Auch für das professionelle Fotobuch reichen die eigenen Fotos manchmal einfach nicht aus. Dann könnte man mit der Kamera losziehen, um die freien Plätze auf den Seiten im Buch füllen zu können. Wem dies zu mühsam ist, der kann hier ein wenig tricksen und das auf völlig legitime Art und Weise. Lizenzfreie Fotos von Seiten, wie beispielsweise www.pixelio.de, herunter zu laden, ist absolut in Ordnung, sofern die Nutzungsbedingungen, die auf der Seite aufgeführt sind, eingehalten werden. In die Welt der Fotografie einzutauchen, die eigenen Bilder zum Tauschen anzubieten und dafür auch tolle Fotos anderer Menschen verwenden zu dürfen: So bleibt weder im selbst gebastelten, noch im Fotobuch auch nur eine einzige Seite leer. Lediglich der Drucker wird sich wundern, warum er plötzlich so viel zu tun bekommt.

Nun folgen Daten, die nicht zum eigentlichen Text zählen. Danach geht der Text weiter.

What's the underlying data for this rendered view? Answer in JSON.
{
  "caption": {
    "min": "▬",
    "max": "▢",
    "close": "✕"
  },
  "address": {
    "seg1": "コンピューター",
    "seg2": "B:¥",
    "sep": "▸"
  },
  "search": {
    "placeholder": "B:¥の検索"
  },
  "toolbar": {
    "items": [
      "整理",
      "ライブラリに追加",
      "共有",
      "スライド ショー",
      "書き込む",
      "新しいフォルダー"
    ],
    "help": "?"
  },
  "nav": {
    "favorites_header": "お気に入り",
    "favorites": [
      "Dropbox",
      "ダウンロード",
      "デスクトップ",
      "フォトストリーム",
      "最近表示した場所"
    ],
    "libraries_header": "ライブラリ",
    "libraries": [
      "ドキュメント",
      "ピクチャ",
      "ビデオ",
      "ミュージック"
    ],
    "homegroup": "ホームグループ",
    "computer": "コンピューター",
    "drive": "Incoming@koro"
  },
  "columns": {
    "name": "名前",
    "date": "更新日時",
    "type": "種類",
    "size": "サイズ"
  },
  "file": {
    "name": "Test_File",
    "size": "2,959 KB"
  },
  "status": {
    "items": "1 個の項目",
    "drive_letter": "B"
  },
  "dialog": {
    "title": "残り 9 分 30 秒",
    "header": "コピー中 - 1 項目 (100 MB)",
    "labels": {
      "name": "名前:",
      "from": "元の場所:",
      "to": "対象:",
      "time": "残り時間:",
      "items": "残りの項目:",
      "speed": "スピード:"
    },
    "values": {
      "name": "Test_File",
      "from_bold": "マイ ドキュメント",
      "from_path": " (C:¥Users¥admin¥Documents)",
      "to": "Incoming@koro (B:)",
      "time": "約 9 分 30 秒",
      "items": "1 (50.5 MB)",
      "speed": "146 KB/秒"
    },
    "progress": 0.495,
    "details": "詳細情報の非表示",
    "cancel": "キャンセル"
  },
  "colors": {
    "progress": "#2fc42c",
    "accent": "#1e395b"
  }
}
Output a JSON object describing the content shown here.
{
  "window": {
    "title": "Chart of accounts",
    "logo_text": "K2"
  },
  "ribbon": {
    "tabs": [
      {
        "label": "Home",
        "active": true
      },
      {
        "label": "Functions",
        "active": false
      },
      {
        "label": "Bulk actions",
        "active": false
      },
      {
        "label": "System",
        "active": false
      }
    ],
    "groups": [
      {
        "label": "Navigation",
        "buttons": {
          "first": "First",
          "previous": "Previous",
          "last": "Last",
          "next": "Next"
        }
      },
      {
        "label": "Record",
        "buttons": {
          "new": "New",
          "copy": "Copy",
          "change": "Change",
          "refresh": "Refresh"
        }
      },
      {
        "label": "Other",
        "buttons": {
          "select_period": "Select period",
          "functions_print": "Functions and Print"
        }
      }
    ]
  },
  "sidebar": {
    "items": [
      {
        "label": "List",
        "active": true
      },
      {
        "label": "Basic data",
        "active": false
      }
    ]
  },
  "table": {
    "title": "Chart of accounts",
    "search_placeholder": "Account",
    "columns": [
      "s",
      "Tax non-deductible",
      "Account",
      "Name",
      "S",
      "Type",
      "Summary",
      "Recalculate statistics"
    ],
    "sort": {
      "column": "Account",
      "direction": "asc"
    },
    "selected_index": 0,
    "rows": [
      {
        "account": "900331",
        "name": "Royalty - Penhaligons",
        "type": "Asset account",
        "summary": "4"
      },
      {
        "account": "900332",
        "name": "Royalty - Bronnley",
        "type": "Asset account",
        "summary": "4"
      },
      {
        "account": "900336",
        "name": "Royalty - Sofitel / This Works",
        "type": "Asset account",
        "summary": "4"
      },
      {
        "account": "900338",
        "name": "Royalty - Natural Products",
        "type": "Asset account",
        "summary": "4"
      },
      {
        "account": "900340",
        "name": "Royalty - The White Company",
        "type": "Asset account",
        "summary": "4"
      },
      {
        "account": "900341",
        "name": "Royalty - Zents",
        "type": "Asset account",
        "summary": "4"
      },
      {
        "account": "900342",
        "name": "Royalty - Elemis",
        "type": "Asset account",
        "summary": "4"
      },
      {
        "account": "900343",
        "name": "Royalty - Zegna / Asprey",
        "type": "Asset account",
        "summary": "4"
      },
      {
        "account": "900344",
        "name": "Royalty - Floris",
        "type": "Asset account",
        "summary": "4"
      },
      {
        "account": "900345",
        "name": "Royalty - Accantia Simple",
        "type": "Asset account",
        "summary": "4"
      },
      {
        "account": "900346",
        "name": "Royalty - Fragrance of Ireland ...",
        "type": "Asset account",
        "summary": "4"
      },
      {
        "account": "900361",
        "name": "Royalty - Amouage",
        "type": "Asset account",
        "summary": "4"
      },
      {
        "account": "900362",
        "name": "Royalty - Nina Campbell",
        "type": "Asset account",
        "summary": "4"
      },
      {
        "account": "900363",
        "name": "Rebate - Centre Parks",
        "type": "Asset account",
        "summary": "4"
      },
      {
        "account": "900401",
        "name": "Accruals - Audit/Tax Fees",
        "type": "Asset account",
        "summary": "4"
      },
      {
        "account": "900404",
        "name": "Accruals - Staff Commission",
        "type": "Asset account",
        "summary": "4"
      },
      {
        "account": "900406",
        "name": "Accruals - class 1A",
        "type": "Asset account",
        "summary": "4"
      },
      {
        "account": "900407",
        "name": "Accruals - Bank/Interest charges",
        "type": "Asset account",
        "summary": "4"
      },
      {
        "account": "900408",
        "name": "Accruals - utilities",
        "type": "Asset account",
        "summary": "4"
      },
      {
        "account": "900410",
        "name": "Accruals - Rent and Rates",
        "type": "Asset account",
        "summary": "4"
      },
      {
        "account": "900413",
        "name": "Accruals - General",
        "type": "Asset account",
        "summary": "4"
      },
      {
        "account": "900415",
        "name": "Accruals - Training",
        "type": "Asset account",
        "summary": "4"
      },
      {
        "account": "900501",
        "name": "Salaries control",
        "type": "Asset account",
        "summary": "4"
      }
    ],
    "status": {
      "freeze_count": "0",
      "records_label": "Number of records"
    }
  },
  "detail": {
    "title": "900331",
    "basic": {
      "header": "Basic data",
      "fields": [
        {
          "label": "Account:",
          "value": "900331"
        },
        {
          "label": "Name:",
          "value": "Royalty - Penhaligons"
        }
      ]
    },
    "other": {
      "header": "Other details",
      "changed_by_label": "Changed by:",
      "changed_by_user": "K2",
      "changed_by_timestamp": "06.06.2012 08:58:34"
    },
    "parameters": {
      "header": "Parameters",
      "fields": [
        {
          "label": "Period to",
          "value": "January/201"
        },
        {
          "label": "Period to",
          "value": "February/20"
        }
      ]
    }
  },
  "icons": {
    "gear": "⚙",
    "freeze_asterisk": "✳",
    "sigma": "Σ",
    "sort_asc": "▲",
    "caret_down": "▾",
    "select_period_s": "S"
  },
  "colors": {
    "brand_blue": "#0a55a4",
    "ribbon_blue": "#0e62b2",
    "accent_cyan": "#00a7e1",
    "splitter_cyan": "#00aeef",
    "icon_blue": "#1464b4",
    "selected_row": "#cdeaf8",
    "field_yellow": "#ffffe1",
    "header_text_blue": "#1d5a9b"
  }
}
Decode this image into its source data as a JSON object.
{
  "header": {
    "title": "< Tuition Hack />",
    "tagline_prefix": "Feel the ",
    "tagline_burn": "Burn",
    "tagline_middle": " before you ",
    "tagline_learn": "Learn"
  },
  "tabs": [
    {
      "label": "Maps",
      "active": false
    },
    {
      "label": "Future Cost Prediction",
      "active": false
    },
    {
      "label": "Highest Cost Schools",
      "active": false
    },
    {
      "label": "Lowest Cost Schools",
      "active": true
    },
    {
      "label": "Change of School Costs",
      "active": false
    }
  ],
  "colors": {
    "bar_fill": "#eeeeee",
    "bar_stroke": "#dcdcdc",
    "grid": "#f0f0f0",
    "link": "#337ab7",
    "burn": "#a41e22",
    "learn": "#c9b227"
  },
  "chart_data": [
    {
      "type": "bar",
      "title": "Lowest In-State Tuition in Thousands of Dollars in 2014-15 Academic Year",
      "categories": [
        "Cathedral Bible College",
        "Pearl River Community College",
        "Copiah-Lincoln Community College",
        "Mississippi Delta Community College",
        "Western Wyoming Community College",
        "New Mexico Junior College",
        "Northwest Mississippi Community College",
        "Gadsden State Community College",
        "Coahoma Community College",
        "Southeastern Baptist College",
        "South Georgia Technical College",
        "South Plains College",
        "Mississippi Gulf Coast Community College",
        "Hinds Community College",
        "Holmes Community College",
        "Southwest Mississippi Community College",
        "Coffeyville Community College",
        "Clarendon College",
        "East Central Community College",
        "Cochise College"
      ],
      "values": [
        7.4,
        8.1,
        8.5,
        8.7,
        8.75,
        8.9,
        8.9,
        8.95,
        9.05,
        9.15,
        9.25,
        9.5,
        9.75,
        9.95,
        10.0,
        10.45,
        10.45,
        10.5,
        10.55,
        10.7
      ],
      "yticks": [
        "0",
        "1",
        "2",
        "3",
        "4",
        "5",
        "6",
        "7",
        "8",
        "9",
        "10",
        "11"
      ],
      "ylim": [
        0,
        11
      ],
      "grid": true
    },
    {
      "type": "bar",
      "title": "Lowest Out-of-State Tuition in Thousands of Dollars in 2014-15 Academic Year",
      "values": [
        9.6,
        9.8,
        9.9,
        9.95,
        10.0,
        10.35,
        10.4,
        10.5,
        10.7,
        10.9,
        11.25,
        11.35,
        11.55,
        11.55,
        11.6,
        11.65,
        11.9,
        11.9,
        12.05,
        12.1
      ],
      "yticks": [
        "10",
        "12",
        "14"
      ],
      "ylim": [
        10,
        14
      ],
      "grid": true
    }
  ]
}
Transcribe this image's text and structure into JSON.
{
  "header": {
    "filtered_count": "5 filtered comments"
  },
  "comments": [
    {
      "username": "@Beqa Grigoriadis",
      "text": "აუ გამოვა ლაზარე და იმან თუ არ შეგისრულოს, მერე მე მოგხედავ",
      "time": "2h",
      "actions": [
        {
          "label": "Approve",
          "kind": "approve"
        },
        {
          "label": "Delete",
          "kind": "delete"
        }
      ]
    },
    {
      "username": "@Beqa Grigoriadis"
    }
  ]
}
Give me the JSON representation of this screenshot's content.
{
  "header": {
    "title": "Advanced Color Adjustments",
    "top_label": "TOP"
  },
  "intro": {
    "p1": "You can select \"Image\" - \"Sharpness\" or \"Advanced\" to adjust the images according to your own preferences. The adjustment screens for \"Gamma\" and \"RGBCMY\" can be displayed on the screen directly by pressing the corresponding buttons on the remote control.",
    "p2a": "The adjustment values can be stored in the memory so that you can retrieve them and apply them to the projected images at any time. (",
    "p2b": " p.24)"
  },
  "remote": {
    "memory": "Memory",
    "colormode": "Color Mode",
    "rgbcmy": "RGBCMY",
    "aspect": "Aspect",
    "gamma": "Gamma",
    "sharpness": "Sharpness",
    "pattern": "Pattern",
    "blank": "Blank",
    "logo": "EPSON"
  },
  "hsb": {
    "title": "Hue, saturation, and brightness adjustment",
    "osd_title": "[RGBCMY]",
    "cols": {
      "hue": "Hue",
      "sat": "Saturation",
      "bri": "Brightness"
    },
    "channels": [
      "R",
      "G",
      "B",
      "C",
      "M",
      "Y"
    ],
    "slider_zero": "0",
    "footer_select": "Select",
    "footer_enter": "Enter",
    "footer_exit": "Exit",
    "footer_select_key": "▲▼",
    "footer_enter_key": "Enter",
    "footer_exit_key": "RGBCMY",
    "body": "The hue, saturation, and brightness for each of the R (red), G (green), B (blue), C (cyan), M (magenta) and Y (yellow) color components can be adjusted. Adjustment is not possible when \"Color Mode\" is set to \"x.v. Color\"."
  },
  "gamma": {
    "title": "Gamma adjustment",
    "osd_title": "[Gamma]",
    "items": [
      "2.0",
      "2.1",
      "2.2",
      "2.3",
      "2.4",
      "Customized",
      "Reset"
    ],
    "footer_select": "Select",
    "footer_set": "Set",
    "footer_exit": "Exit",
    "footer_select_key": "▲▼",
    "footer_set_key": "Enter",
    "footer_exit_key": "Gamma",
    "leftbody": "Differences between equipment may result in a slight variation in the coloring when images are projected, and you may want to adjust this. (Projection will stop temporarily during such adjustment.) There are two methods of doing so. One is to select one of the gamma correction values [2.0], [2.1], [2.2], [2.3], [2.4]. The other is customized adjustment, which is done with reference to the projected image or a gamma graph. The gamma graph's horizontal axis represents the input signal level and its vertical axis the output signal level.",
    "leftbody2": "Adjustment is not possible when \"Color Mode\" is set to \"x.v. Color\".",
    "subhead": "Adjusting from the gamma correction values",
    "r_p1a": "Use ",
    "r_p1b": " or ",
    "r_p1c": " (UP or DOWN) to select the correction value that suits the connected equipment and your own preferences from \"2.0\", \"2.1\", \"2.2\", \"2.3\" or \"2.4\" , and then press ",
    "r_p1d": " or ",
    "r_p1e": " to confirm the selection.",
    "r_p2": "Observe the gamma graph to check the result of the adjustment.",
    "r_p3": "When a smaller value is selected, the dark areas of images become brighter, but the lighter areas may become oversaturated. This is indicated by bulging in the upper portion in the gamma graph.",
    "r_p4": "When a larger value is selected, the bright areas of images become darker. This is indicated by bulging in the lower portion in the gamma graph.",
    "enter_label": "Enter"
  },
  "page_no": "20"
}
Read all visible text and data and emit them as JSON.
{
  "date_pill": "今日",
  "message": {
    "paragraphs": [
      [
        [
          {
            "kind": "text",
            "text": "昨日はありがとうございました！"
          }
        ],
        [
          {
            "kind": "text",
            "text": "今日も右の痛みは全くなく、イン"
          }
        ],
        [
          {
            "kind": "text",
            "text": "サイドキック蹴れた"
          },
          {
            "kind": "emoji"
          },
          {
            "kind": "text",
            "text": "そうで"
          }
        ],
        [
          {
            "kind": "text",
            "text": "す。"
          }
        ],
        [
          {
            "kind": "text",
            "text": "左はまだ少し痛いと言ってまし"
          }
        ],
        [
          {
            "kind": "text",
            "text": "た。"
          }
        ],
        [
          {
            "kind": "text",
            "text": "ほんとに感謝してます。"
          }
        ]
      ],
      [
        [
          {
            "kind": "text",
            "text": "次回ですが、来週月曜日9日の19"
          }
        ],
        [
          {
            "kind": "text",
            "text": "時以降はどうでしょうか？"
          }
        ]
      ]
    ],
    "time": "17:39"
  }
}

Menschen, die die Leidenschaft zum Fotografieren teilen, sind nicht immer so freigiebig, ihre Fotos voller Stolz auf solchen Portalen für andere User bereit zu stellen. Das so genannte Photo Sharing, wie man es zum Beispiel von www.flickr.com kennt, ist dennoch eine schöne Alternative, an wunderbare und einzigartige Bilder zu kommen. Wann der eigene Drucker die Fotokunst vom digitalen zum echten Foto umwandelt, und wann lieber der bevorzugte Fotoservice aus dem Netz an die Arbeit gehen sollte, muss man selbst entscheiden. Das ist das schöne an der Fotografie: Sie lässt jedem Menschen alle Möglichkeiten offen.